Minastan’s eyes sought escape, but he could find none. He growled in helpless fury, before rolling up his eyes and falling heavily to the ground. 

‘That will not work either,’ the captain informed the apparently unconscious elf.  ‘Bind him securely – and then tie something round his arm.  The High King will be most displeased if we allow him to bleed to death at this point.’

Macar spat viciously at the body on the ground.  ‘It is too good for him.’

‘You may consider yourself lucky that we were here to stop you doing too much damage,’ the captain told him sympathetically. 

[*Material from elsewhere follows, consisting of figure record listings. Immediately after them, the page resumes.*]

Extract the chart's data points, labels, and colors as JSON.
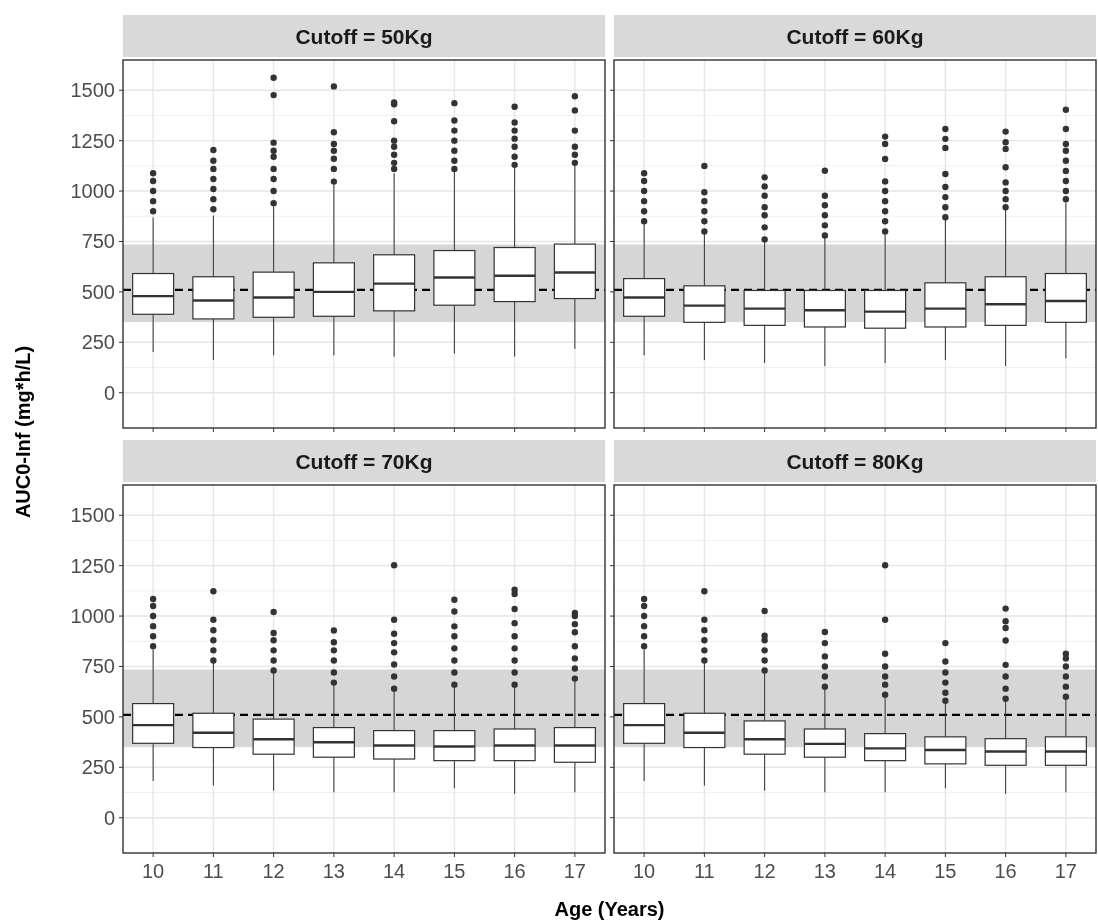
{
  "chart_data": [
    {
      "type": "box",
      "title": "Cutoff = 50Kg",
      "ylabel": "AUC0-Inf (mg*h/L)",
      "categories": [
        "10",
        "11",
        "12",
        "13",
        "14",
        "15",
        "16",
        "17"
      ],
      "ylim": [
        -175,
        1650
      ],
      "yticks": [
        0,
        250,
        500,
        750,
        1000,
        1250,
        1500
      ],
      "grid": true,
      "tick_labels": "y",
      "color": "#333333",
      "ref_lines": [
        {
          "axis": "y",
          "value": 510,
          "line_style": "dashed",
          "color": "#000000"
        }
      ],
      "bands": [
        {
          "axis": "y",
          "from": 350,
          "to": 735,
          "color": "#d6d6d6"
        }
      ],
      "boxes": [
        {
          "low": 202,
          "q1": 389,
          "median": 479,
          "q3": 591,
          "high": 869,
          "outliers": [
            900,
            950,
            1000,
            1050,
            1088
          ]
        },
        {
          "low": 162,
          "q1": 366,
          "median": 457,
          "q3": 575,
          "high": 878,
          "outliers": [
            910,
            960,
            1010,
            1060,
            1110,
            1150,
            1204
          ]
        },
        {
          "low": 185,
          "q1": 374,
          "median": 472,
          "q3": 598,
          "high": 924,
          "outliers": [
            940,
            1000,
            1060,
            1110,
            1170,
            1200,
            1240,
            1476,
            1562
          ]
        },
        {
          "low": 185,
          "q1": 379,
          "median": 500,
          "q3": 644,
          "high": 1032,
          "outliers": [
            1047,
            1110,
            1160,
            1200,
            1234,
            1292,
            1519
          ]
        },
        {
          "low": 179,
          "q1": 406,
          "median": 541,
          "q3": 684,
          "high": 1088,
          "outliers": [
            1110,
            1140,
            1180,
            1220,
            1250,
            1346,
            1430,
            1440
          ]
        },
        {
          "low": 194,
          "q1": 434,
          "median": 571,
          "q3": 705,
          "high": 1101,
          "outliers": [
            1110,
            1150,
            1200,
            1250,
            1300,
            1350,
            1436
          ]
        },
        {
          "low": 179,
          "q1": 452,
          "median": 580,
          "q3": 720,
          "high": 1118,
          "outliers": [
            1130,
            1170,
            1220,
            1260,
            1300,
            1340,
            1418
          ]
        },
        {
          "low": 217,
          "q1": 467,
          "median": 596,
          "q3": 737,
          "high": 1126,
          "outliers": [
            1140,
            1180,
            1220,
            1300,
            1400,
            1470
          ]
        }
      ]
    },
    {
      "type": "box",
      "title": "Cutoff = 60Kg",
      "categories": [
        "10",
        "11",
        "12",
        "13",
        "14",
        "15",
        "16",
        "17"
      ],
      "ylim": [
        -175,
        1650
      ],
      "yticks": [
        0,
        250,
        500,
        750,
        1000,
        1250,
        1500
      ],
      "grid": true,
      "tick_labels": false,
      "color": "#333333",
      "ref_lines": [
        {
          "axis": "y",
          "value": 510,
          "line_style": "dashed",
          "color": "#000000"
        }
      ],
      "bands": [
        {
          "axis": "y",
          "from": 350,
          "to": 735,
          "color": "#d6d6d6"
        }
      ],
      "boxes": [
        {
          "low": 185,
          "q1": 379,
          "median": 472,
          "q3": 566,
          "high": 836,
          "outliers": [
            850,
            900,
            950,
            1000,
            1050,
            1088
          ]
        },
        {
          "low": 162,
          "q1": 349,
          "median": 432,
          "q3": 530,
          "high": 787,
          "outliers": [
            800,
            850,
            900,
            950,
            994,
            1124
          ]
        },
        {
          "low": 147,
          "q1": 334,
          "median": 417,
          "q3": 507,
          "high": 745,
          "outliers": [
            760,
            820,
            880,
            920,
            977,
            1023,
            1068
          ]
        },
        {
          "low": 132,
          "q1": 326,
          "median": 409,
          "q3": 507,
          "high": 770,
          "outliers": [
            780,
            830,
            880,
            930,
            977,
            1101
          ]
        },
        {
          "low": 147,
          "q1": 320,
          "median": 402,
          "q3": 507,
          "high": 787,
          "outliers": [
            800,
            850,
            900,
            950,
            1000,
            1048,
            1159,
            1234,
            1270
          ]
        },
        {
          "low": 162,
          "q1": 326,
          "median": 417,
          "q3": 545,
          "high": 856,
          "outliers": [
            870,
            920,
            970,
            1020,
            1085,
            1214,
            1259,
            1308
          ]
        },
        {
          "low": 132,
          "q1": 334,
          "median": 439,
          "q3": 575,
          "high": 906,
          "outliers": [
            920,
            960,
            1000,
            1043,
            1118,
            1209,
            1242,
            1295
          ]
        },
        {
          "low": 171,
          "q1": 349,
          "median": 455,
          "q3": 591,
          "high": 944,
          "outliers": [
            960,
            1000,
            1050,
            1100,
            1150,
            1200,
            1234,
            1308,
            1403
          ]
        }
      ]
    },
    {
      "type": "box",
      "title": "Cutoff = 70Kg",
      "xlabel": "Age (Years)",
      "categories": [
        "10",
        "11",
        "12",
        "13",
        "14",
        "15",
        "16",
        "17"
      ],
      "ylim": [
        -175,
        1650
      ],
      "yticks": [
        0,
        250,
        500,
        750,
        1000,
        1250,
        1500
      ],
      "grid": true,
      "color": "#333333",
      "ref_lines": [
        {
          "axis": "y",
          "value": 510,
          "line_style": "dashed",
          "color": "#000000"
        }
      ],
      "bands": [
        {
          "axis": "y",
          "from": 350,
          "to": 735,
          "color": "#d6d6d6"
        }
      ],
      "boxes": [
        {
          "low": 182,
          "q1": 369,
          "median": 459,
          "q3": 566,
          "high": 833,
          "outliers": [
            850,
            900,
            950,
            1000,
            1050,
            1085
          ]
        },
        {
          "low": 159,
          "q1": 348,
          "median": 421,
          "q3": 518,
          "high": 767,
          "outliers": [
            780,
            830,
            880,
            930,
            982,
            1123
          ]
        },
        {
          "low": 134,
          "q1": 315,
          "median": 389,
          "q3": 489,
          "high": 717,
          "outliers": [
            730,
            780,
            830,
            880,
            916,
            1020
          ]
        },
        {
          "low": 126,
          "q1": 300,
          "median": 374,
          "q3": 447,
          "high": 659,
          "outliers": [
            670,
            720,
            780,
            830,
            870,
            929
          ]
        },
        {
          "low": 126,
          "q1": 291,
          "median": 358,
          "q3": 432,
          "high": 626,
          "outliers": [
            640,
            700,
            760,
            820,
            866,
            912,
            982,
            1252
          ]
        },
        {
          "low": 146,
          "q1": 283,
          "median": 353,
          "q3": 432,
          "high": 647,
          "outliers": [
            660,
            720,
            780,
            840,
            900,
            949,
            1023,
            1081
          ]
        },
        {
          "low": 118,
          "q1": 283,
          "median": 358,
          "q3": 440,
          "high": 647,
          "outliers": [
            660,
            720,
            780,
            840,
            900,
            965,
            1035,
            1110,
            1131
          ]
        },
        {
          "low": 126,
          "q1": 275,
          "median": 358,
          "q3": 447,
          "high": 681,
          "outliers": [
            690,
            740,
            790,
            850,
            920,
            960,
            1000,
            1015
          ]
        }
      ]
    },
    {
      "type": "box",
      "title": "Cutoff = 80Kg",
      "categories": [
        "10",
        "11",
        "12",
        "13",
        "14",
        "15",
        "16",
        "17"
      ],
      "ylim": [
        -175,
        1650
      ],
      "yticks": [
        0,
        250,
        500,
        750,
        1000,
        1250,
        1500
      ],
      "grid": true,
      "tick_labels": "x",
      "color": "#333333",
      "ref_lines": [
        {
          "axis": "y",
          "value": 510,
          "line_style": "dashed",
          "color": "#000000"
        }
      ],
      "bands": [
        {
          "axis": "y",
          "from": 350,
          "to": 735,
          "color": "#d6d6d6"
        }
      ],
      "boxes": [
        {
          "low": 182,
          "q1": 369,
          "median": 459,
          "q3": 566,
          "high": 833,
          "outliers": [
            850,
            900,
            950,
            1000,
            1050,
            1085
          ]
        },
        {
          "low": 159,
          "q1": 348,
          "median": 421,
          "q3": 518,
          "high": 767,
          "outliers": [
            780,
            830,
            880,
            930,
            982,
            1123
          ]
        },
        {
          "low": 134,
          "q1": 315,
          "median": 389,
          "q3": 480,
          "high": 717,
          "outliers": [
            730,
            780,
            830,
            880,
            903,
            1025
          ]
        },
        {
          "low": 126,
          "q1": 300,
          "median": 366,
          "q3": 440,
          "high": 639,
          "outliers": [
            650,
            700,
            750,
            800,
            866,
            921
          ]
        },
        {
          "low": 126,
          "q1": 283,
          "median": 344,
          "q3": 417,
          "high": 593,
          "outliers": [
            610,
            660,
            700,
            750,
            813,
            982,
            1252
          ]
        },
        {
          "low": 146,
          "q1": 267,
          "median": 336,
          "q3": 401,
          "high": 571,
          "outliers": [
            580,
            620,
            670,
            720,
            775,
            866
          ]
        },
        {
          "low": 118,
          "q1": 260,
          "median": 328,
          "q3": 392,
          "high": 580,
          "outliers": [
            590,
            640,
            700,
            758,
            879,
            941,
            974,
            1037
          ]
        },
        {
          "low": 126,
          "q1": 260,
          "median": 328,
          "q3": 401,
          "high": 593,
          "outliers": [
            600,
            650,
            700,
            750,
            790,
            813
          ]
        }
      ]
    }
  ]
}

The look of bitter desolation Macar turned on him made him catch his breath.  ‘Why should I care what penalty the High King chooses to exact?’ he asked.  ‘The Blessed Realm would be a better place without this son of an orc polluting the air.’

‘It is not your decision to make,’ he answered.  ‘Wait and see what the King decides before you throw away your own life.’  He turned to his men.  ‘Keep firm hold of him,’ he said.  ‘We will need to take him with us.’ He prodded Minastan’s body.  ‘This one is not going to get away.  Linion,’ he instructed, ‘borrow a cart from someone in the market – we will truss him up in that until we get him locked safely away. Keep your weapons ready.  Now, please.’